Quel est votre rapport à Internet ?
Nous ne sommes pas des natifs d’Internet. C’est venu très vite dans nos vies, mais nous avons vraiment vécu ce basculement entre deux ères. En particulier dans la culture et dans l’art contemporain, qui ont vu naître tout un courant post-Internet et qui a permis aussi un décloisonnement des communications, du partage d’esthétique. Tout cela nous a finalement amenés, dans nos discussions, à qualifier des danses de post-Internet, car elles intègrent ces nouveaux outils qui permettaient de se filmer, et qui changent la représentation et la transmission, pour le meilleur comme pour le pire. En fin de compte, notre projet n’apporte pas forcément de réponse mais pose plutôt des questions, comme un carnet de notes en perpétuelle rédaction.

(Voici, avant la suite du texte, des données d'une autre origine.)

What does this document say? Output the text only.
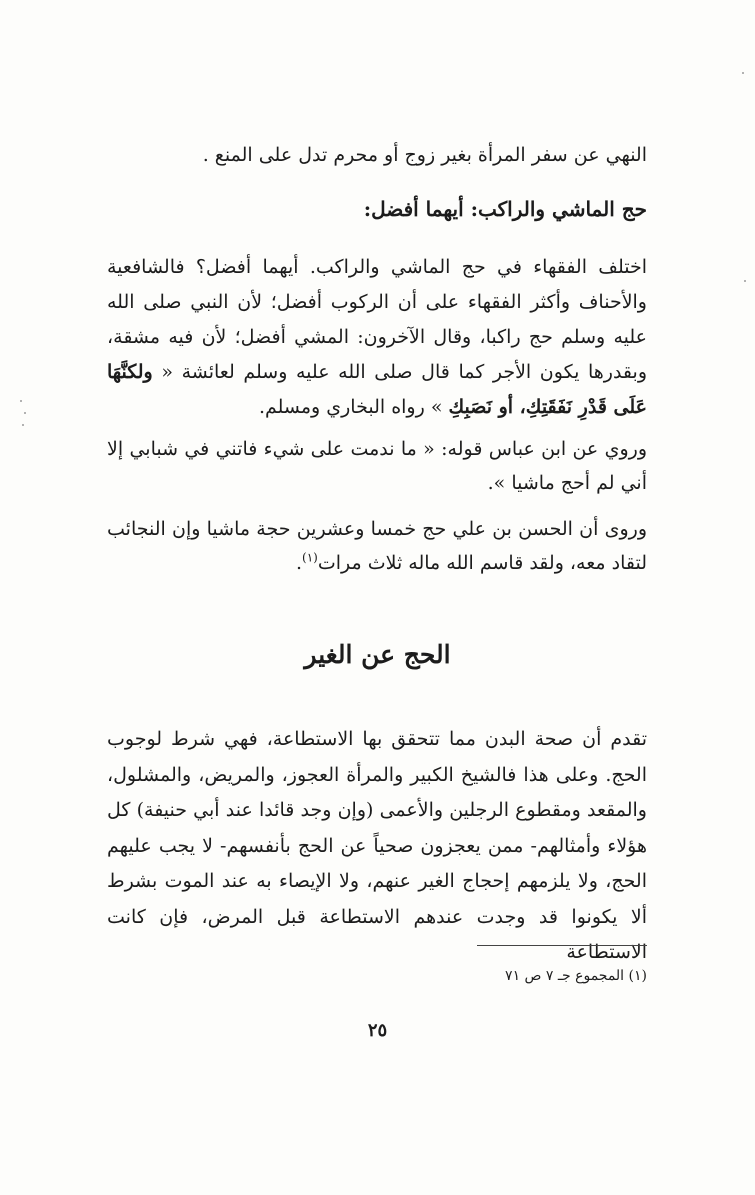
النهي عن سفر المرأة بغير زوج أو محرم تدل على المنع .

حج الماشي والراكب: أيهما أفضل:

اختلف الفقهاء في حج الماشي والراكب. أيهما أفضل؟ فالشافعية والأحناف وأكثر الفقهاء على أن الركوب أفضل؛ لأن النبي صلى الله عليه وسلم حج راكبا، وقال الآخرون: المشي أفضل؛ لأن فيه مشقة، وبقدرها يكون الأجر كما قال صلى الله عليه وسلم لعائشة « ولكنَّهَا عَلَى قَدْرِ نَفَقَتِكِ، أو نَصَبِكِ » رواه البخاري ومسلم.

وروي عن ابن عباس قوله: « ما ندمت على شيء فاتني في شبابي إلا أني لم أحج ماشيا ».

وروى أن الحسن بن علي حج خمسا وعشرين حجة ماشيا وإن النجائب لتقاد معه، ولقد قاسم الله ماله ثلاث مرات$^{(١)}$.

الحج عن الغير

تقدم أن صحة البدن مما تتحقق بها الاستطاعة، فهي شرط لوجوب الحج. وعلى هذا فالشيخ الكبير والمرأة العجوز، والمريض، والمشلول، والمقعد ومقطوع الرجلين والأعمى (وإن وجد قائدا عند أبي حنيفة) كل هؤلاء وأمثالهم- ممن يعجزون صحياً عن الحج بأنفسهم- لا يجب عليهم الحج، ولا يلزمهم إحجاج الغير عنهم، ولا الإيصاء به عند الموت بشرط ألا يكونوا قد وجدت عندهم الاستطاعة قبل المرض، فإن كانت الاستطاعة

(١) المجموع جـ ٧ ص ٧١
٢٥
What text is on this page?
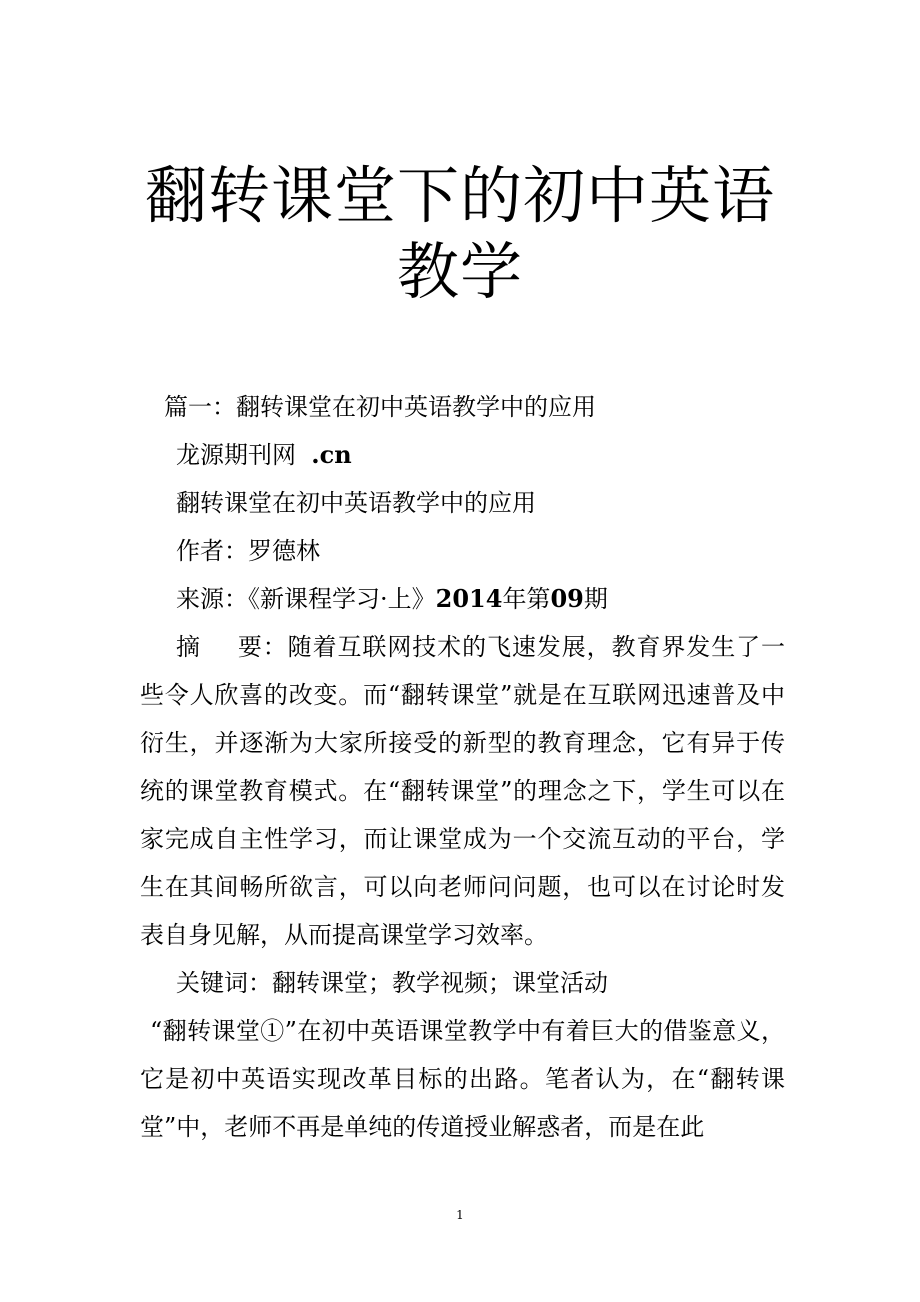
翻转课堂下的初中英语教学

篇一：翻转课堂在初中英语教学中的应用

龙源期刊网 .cn

翻转课堂在初中英语教学中的应用

作者：罗德林

来源：《新课程学习·上》2014年第09期

摘 要：随着互联网技术的飞速发展，教育界发生了一些令人欣喜的改变。而“翻转课堂”就是在互联网迅速普及中衍生，并逐渐为大家所接受的新型的教育理念，它有异于传统的课堂教育模式。在“翻转课堂”的理念之下，学生可以在家完成自主性学习，而让课堂成为一个交流互动的平台，学生在其间畅所欲言，可以向老师问问题，也可以在讨论时发表自身见解，从而提高课堂学习效率。

关键词：翻转课堂；教学视频；课堂活动

“翻转课堂①”在初中英语课堂教学中有着巨大的借鉴意义，它是初中英语实现改革目标的出路。笔者认为，在“翻转课堂”中，老师不再是单纯的传道授业解惑者，而是在此

1
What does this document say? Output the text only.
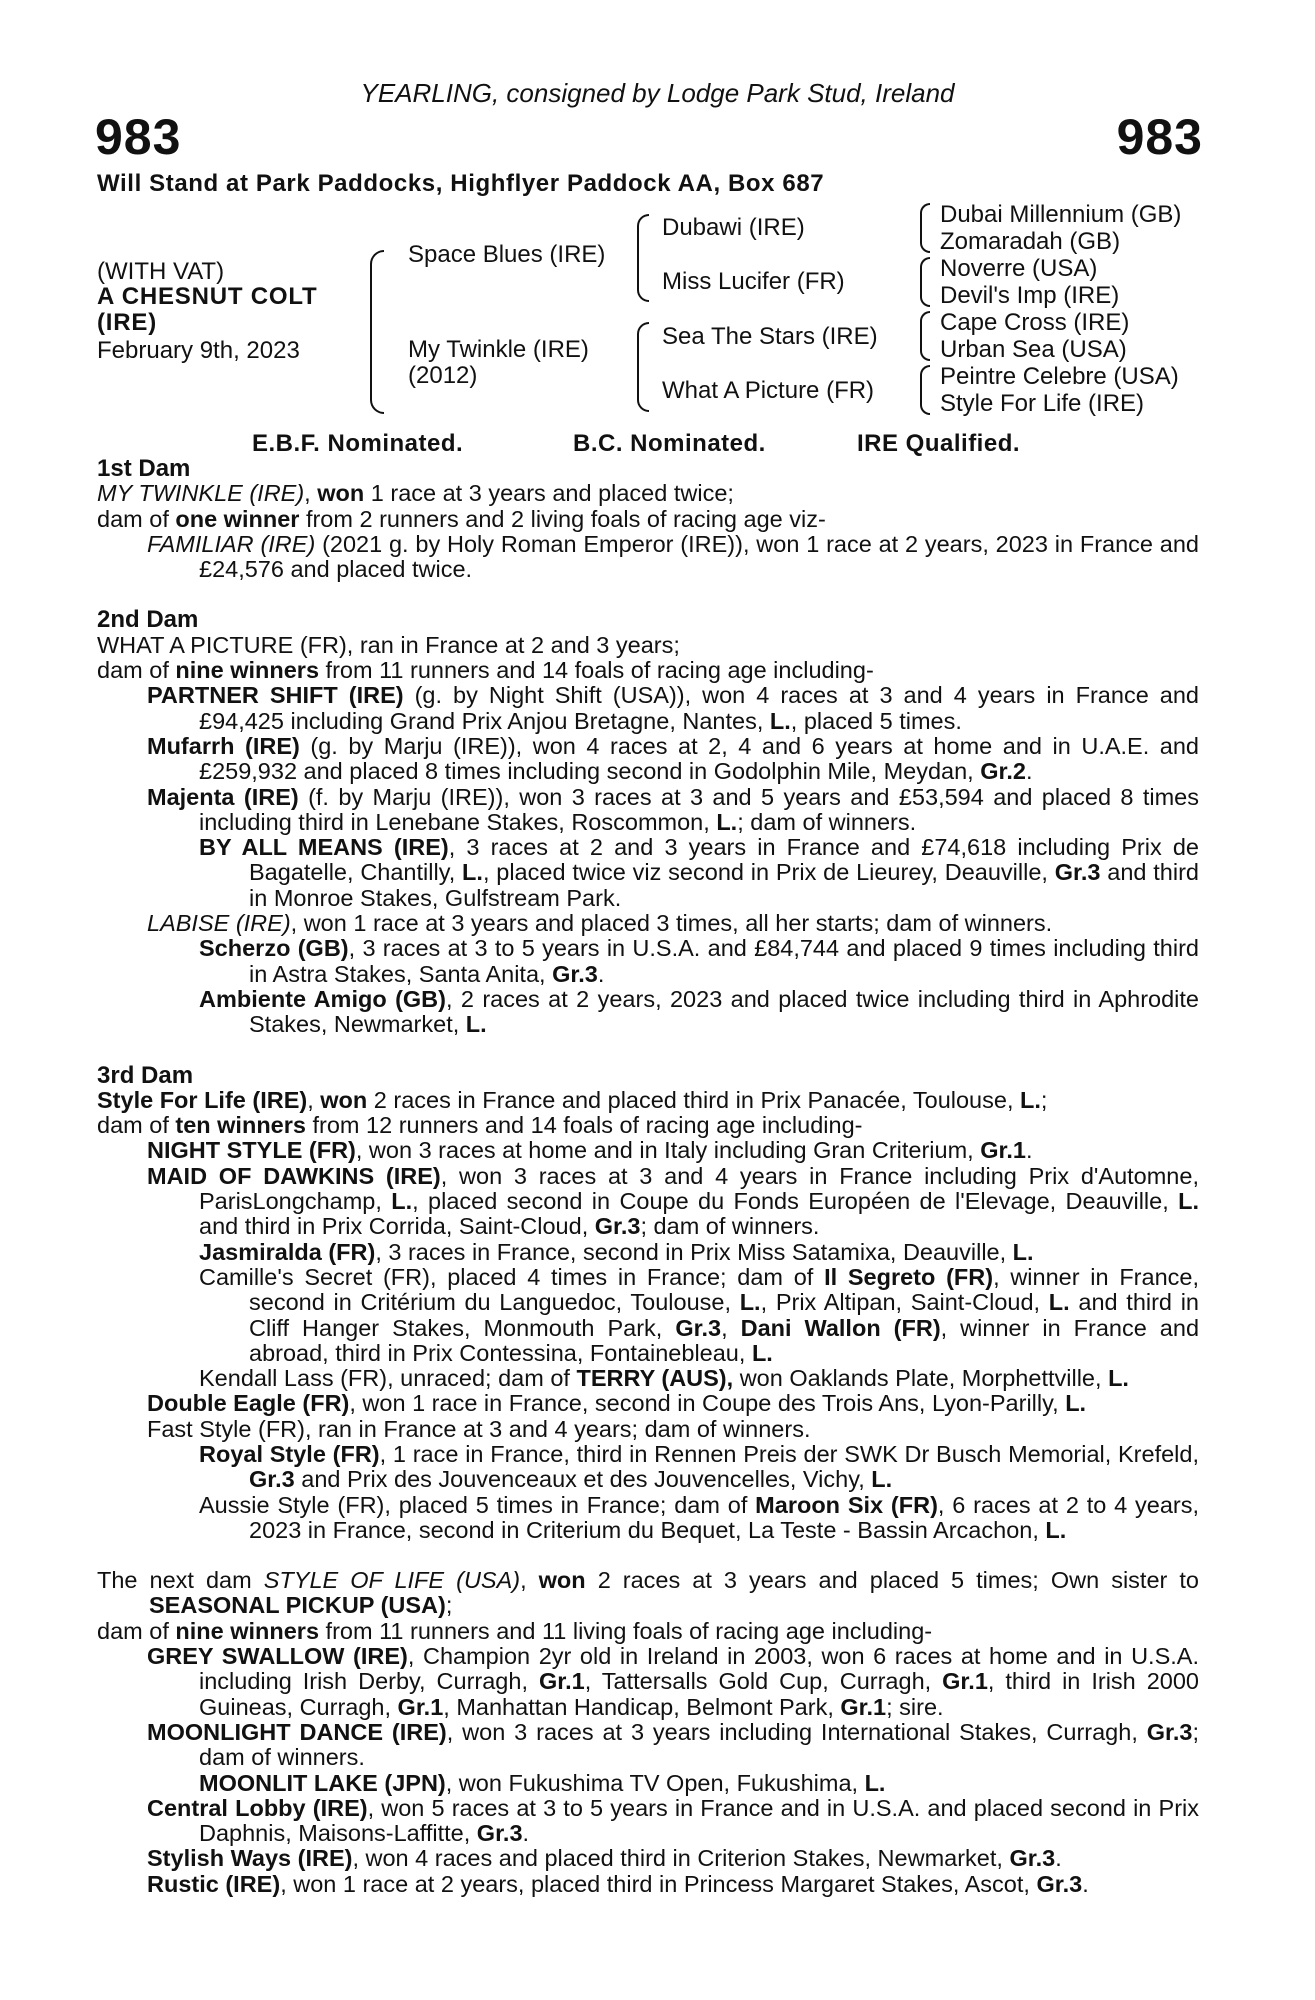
YEARLING, consigned by Lodge Park Stud, Ireland
983	983
Will Stand at Park Paddocks, Highflyer Paddock AA, Box 687
(WITH VAT)
A CHESNUT COLT
(IRE)
February 9th, 2023
Space Blues (IRE)
My Twinkle (IRE)
(2012)
Dubawi (IRE)
Miss Lucifer (FR)
Sea The Stars (IRE)
What A Picture (FR)
Dubai Millennium (GB)
Zomaradah (GB)
Noverre (USA)
Devil's Imp (IRE)
Cape Cross (IRE)
Urban Sea (USA)
Peintre Celebre (USA)
Style For Life (IRE)
E.B.F. Nominated.	B.C. Nominated.	IRE Qualified.

1st Dam

MY TWINKLE (IRE), won 1 race at 3 years and placed twice;

dam of one winner from 2 runners and 2 living foals of racing age viz-

FAMILIAR (IRE) (2021 g. by Holy Roman Emperor (IRE)), won 1 race at 2 years, 2023 in France and £24,576 and placed twice.

2nd Dam

WHAT A PICTURE (FR), ran in France at 2 and 3 years;

dam of nine winners from 11 runners and 14 foals of racing age including-

PARTNER SHIFT (IRE) (g. by Night Shift (USA)), won 4 races at 3 and 4 years in France and £94,425 including Grand Prix Anjou Bretagne, Nantes, L., placed 5 times.

Mufarrh (IRE) (g. by Marju (IRE)), won 4 races at 2, 4 and 6 years at home and in U.A.E. and £259,932 and placed 8 times including second in Godolphin Mile, Meydan, Gr.2.

Majenta (IRE) (f. by Marju (IRE)), won 3 races at 3 and 5 years and £53,594 and placed 8 times including third in Lenebane Stakes, Roscommon, L.; dam of winners.

BY ALL MEANS (IRE), 3 races at 2 and 3 years in France and £74,618 including Prix de Bagatelle, Chantilly, L., placed twice viz second in Prix de Lieurey, Deauville, Gr.3 and third in Monroe Stakes, Gulfstream Park.

LABISE (IRE), won 1 race at 3 years and placed 3 times, all her starts; dam of winners.

Scherzo (GB), 3 races at 3 to 5 years in U.S.A. and £84,744 and placed 9 times including third in Astra Stakes, Santa Anita, Gr.3.

Ambiente Amigo (GB), 2 races at 2 years, 2023 and placed twice including third in Aphrodite Stakes, Newmarket, L.

3rd Dam

Style For Life (IRE), won 2 races in France and placed third in Prix Panacée, Toulouse, L.;

dam of ten winners from 12 runners and 14 foals of racing age including-

NIGHT STYLE (FR), won 3 races at home and in Italy including Gran Criterium, Gr.1.

MAID OF DAWKINS (IRE), won 3 races at 3 and 4 years in France including Prix d'Automne, ParisLongchamp, L., placed second in Coupe du Fonds Européen de l'Elevage, Deauville, L. and third in Prix Corrida, Saint-Cloud, Gr.3; dam of winners.

Jasmiralda (FR), 3 races in France, second in Prix Miss Satamixa, Deauville, L.

Camille's Secret (FR), placed 4 times in France; dam of Il Segreto (FR), winner in France, second in Critérium du Languedoc, Toulouse, L., Prix Altipan, Saint-Cloud, L. and third in Cliff Hanger Stakes, Monmouth Park, Gr.3, Dani Wallon (FR), winner in France and abroad, third in Prix Contessina, Fontainebleau, L.

Kendall Lass (FR), unraced; dam of TERRY (AUS), won Oaklands Plate, Morphettville, L.

Double Eagle (FR), won 1 race in France, second in Coupe des Trois Ans, Lyon-Parilly, L.

Fast Style (FR), ran in France at 3 and 4 years; dam of winners.

Royal Style (FR), 1 race in France, third in Rennen Preis der SWK Dr Busch Memorial, Krefeld, Gr.3 and Prix des Jouvenceaux et des Jouvencelles, Vichy, L.

Aussie Style (FR), placed 5 times in France; dam of Maroon Six (FR), 6 races at 2 to 4 years, 2023 in France, second in Criterium du Bequet, La Teste - Bassin Arcachon, L.

The next dam STYLE OF LIFE (USA), won 2 races at 3 years and placed 5 times; Own sister to SEASONAL PICKUP (USA);

dam of nine winners from 11 runners and 11 living foals of racing age including-

GREY SWALLOW (IRE), Champion 2yr old in Ireland in 2003, won 6 races at home and in U.S.A. including Irish Derby, Curragh, Gr.1, Tattersalls Gold Cup, Curragh, Gr.1, third in Irish 2000 Guineas, Curragh, Gr.1, Manhattan Handicap, Belmont Park, Gr.1; sire.

MOONLIGHT DANCE (IRE), won 3 races at 3 years including International Stakes, Curragh, Gr.3; dam of winners.

MOONLIT LAKE (JPN), won Fukushima TV Open, Fukushima, L.

Central Lobby (IRE), won 5 races at 3 to 5 years in France and in U.S.A. and placed second in Prix Daphnis, Maisons-Laffitte, Gr.3.

Stylish Ways (IRE), won 4 races and placed third in Criterion Stakes, Newmarket, Gr.3.

Rustic (IRE), won 1 race at 2 years, placed third in Princess Margaret Stakes, Ascot, Gr.3.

Qu’espérez-vous faire ressentir aux spectateurs d’Age of Content ?
On ne peut pas vraiment répondre à la place du public. Mais on espère que les questions que l’on se pose entre nous puissent se transformer en partage de points de vue qui résonnent en chaque individu. C’est pour ça qu’on fait ce métier-là : pour créer un dialogue, échanger. On ne se pose jamais la question de savoir si les spectateurs vont aimer notre création ou non. Nous nous inscrivons dans la lignée du “maître ignorant” et du “spectateur émancipé” de Rancière [ndlr : l’abolition de la distance entre le maître et l’élève qui seraient séparés par des connaissances qu’un seul des deux possède], car nous présentons nos recherches sous les yeux du public, auxquelles les danseurs donnent corps. Il y a une forme de croyance qui naît, surtout ici au musée du Louvre, portée par toutes ces formes d’art qui y sont conservées et qui croisent les réflexions, les points de vue et les différents outils utilisés à travers les époques.
“Age of Content”, spectacle de (LA)HORDE et du Ballet National de Marseille. En tournée en Europe puis au Théâtre de la Ville de Paris, du 1er au 7 juin 2025.